As the saying goes, “it takes two to tango” and when conceiving this holds very true. Whilst we all know both a sperm and an egg are needed for fertilization, when it comes to a couple’s infertility, sometimes this basic concept falls by the wayside. As a male infertility specialist, I see many times that when the wife is unable to fall pregnant, she is the one that goes through a barrage of tests first, even sometimes with quite invasive ones, before any doctor considers investigation of the “male side of the equation”.

This is despite the fact that a male factor is either the primary cause or a significant contributor to a couple’s infertility about 50% of the time. It is important to note that infertility guidelines published around the world, from leading organizations, recommend that for an infertile couple with unexplained infertility, both the female and the male should be assessed AT THE SAME TIME. I have lost count of the number of times I have been referred a patient, and the problem was solely with the man, but it has taken many months and sometimes YEARS before a doctor decided to arrange for a male fertility assessment. This despite the wife going through multiple tests and treatments. For some couples “time is of the essence” and this delayed period of actually working out what the problem is, and with whom, is time that can never be recouped.

[e.n. While not sure how much of the blog readership this is the case for, there are many people who don’t check the male side of infertility because they are advised that from a halakhic perspective there is a problem testing a man. This is based on the assumption that the tests will involve masturbation (which is considered שכבת זרע לבטלה) and therefore they will exhaust all options of female infertility before even once testing the male. It is important to note that 1) not all rabbinic authorities would rule that this is שכבת זרע לבטלה since it’s for a clear purpose in moving forward fertility, and therefore check with your halakhic authority and 2) there are some medical alternatives to masturbating for sample collection. Those can be discussed both with your doctor and halakhic advisor.]

Furthermore, sometimes fixing a male cause of infertility can result in a couple avoiding IVF.  Even if a couple is destined for IVF, sometimes treating the male factor can improve the chances of successful IVF.

There are also several potential medical problems that can be associated with male infertility, so making this diagnosis is important to potentially help identify other medical health issues that may need treatment in their own right.

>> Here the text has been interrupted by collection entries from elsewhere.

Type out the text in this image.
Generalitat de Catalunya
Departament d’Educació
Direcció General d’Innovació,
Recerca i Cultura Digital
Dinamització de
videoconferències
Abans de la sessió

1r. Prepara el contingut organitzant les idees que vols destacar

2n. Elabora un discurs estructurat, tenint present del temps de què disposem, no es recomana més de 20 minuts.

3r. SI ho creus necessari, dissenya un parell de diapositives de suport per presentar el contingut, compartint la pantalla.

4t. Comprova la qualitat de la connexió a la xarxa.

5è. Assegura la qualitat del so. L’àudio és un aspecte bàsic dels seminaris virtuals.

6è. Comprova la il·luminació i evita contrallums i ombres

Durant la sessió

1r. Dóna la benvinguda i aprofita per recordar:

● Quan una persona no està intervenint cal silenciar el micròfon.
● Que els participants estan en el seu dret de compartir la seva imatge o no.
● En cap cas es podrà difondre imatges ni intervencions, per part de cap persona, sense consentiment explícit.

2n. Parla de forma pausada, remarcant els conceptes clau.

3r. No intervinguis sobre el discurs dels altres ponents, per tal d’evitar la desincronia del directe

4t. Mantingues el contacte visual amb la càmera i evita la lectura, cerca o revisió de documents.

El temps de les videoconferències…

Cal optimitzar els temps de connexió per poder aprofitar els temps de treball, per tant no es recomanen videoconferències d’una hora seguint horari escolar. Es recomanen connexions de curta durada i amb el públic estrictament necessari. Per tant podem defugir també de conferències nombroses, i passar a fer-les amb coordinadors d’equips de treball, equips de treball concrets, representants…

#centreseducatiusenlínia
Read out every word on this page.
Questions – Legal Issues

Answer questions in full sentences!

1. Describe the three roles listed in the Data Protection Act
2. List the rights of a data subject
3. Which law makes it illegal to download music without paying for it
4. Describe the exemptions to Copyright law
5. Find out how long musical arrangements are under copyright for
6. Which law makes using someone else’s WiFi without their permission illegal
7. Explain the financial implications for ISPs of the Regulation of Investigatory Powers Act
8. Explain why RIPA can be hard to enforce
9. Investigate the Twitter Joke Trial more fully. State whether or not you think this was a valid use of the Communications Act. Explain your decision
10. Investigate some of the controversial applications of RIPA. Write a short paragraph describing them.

Some of this is based on newer and emerging evidence and so it is important that if any tests are abnormal, the husband is assessed by a specialist in male infertility such as a urologist, who can not only treat the male problem but is well trained to assess for these other health issues. Also, some tests need halakhic guidance, so this also needs to be taken into consideration.

So the take-home message from this blog….A male factor is a contributor to infertility in 50% of cases, so don’t delay in getting assessed! If a problem is found, don’t just accept it – see a specialist who has specific sub-specialist training in male fertility.